Il nostro impegno umanitario di solidarietà con la popolazione palestinese di Gaza prosegue con l’accordo sottoscritto con la Comunità di Sant’Egidio, finalizzato ad organizzare e gestire l’accoglienza di nuclei familiari, evacuati dalla Striscia per il ricongiungimento di familiari presi in carico da strutture sanitarie italiane, nell’ambito dei corridoi umanitari coordinati dal Ministero degli Affari Esteri e della Cooperazione Internazionale.

Un’operazione complessa che coinvolge l’ambito istituzionale, l’Organizzazione Mondiale della Sanità (OMS), la Protezione Civile, il Ministero della Sanità, l’associazionismo ed il volontariato.

Il primo nucleo familiare preso in carico proveniente da Gaza famiglia composta da: madre, padre e da tre figli adolescenti, che sono giunti in Italia con un nipote gravemente ferito nel crollo della propria abitazione a Gaza, dove ha perso molti membri della sua famiglia, e attualmente in cura a Roma.

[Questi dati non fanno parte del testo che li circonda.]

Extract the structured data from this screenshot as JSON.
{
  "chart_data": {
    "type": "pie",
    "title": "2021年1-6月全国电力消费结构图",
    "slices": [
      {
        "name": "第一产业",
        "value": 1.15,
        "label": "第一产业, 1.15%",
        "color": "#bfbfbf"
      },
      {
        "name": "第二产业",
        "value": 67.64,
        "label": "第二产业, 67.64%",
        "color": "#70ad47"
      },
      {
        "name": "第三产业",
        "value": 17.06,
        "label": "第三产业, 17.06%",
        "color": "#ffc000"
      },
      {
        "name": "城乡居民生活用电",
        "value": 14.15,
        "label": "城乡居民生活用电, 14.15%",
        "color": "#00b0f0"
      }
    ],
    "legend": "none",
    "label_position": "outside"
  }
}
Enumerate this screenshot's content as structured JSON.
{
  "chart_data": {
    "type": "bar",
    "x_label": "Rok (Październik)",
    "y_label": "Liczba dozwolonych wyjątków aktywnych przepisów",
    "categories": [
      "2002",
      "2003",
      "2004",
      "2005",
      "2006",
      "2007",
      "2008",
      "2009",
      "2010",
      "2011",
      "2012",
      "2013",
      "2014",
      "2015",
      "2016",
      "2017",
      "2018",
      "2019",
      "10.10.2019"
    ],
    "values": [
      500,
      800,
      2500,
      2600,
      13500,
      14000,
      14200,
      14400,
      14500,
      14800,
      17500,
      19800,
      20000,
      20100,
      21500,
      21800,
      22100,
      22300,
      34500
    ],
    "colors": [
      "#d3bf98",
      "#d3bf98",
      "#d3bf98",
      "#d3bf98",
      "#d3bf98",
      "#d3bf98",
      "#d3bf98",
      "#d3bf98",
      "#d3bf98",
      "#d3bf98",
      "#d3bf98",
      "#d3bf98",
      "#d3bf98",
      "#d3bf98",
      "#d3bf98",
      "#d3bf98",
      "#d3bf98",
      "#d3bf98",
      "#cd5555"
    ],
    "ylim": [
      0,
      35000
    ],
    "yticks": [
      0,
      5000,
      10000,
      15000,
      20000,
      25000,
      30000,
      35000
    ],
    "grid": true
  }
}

Il progetto di accoglienza è preso in carico dalla CGIL di Roma Lazio che ha dato vita ad un Comitato di Solidarietà con la presenza di AUSER e dell’Associazione NonnaRoma. L’obiettivo è di accogliere e garantire condizioni materiali e sociali dignitose ad un nucleo familiare che esce da due anni e mezzo di guerra, trasferimenti forzati, lutti, sofferenze e traumi, oggi profughi, sopravvissuti, alla ricerca di una nuova vita. Un impegno, il nostro, frontale, senza intermediazioni, in un rapporto diretto ed umano con le vittime della guerra, con il trauma e con le ferite. Un percorso di ricostruzione della speranza, della fiducia, di riprendersi in mano la propria vita.

Il progetto di accoglienza prevede varie fasi di accoglienza, di accompagnamento per facilitare l’inserimento nel quartiere, l’apprendimento della lingua italiana, l’inserimento scolastico per i minori, la costruzione di percorsi di formazione orientati al lavoro, con l’obiettivo di acquisire autonomia ed indipendenza.

Questo è il primo progetto di accoglienza, a cui ne seguiranno altri, con la speranza che la tregua sia vera tregua, e che la pace sia vera pace, giusta, duratura, restituendo ai palestinesi la loro terra ed il loro diritto di autodeterminazione.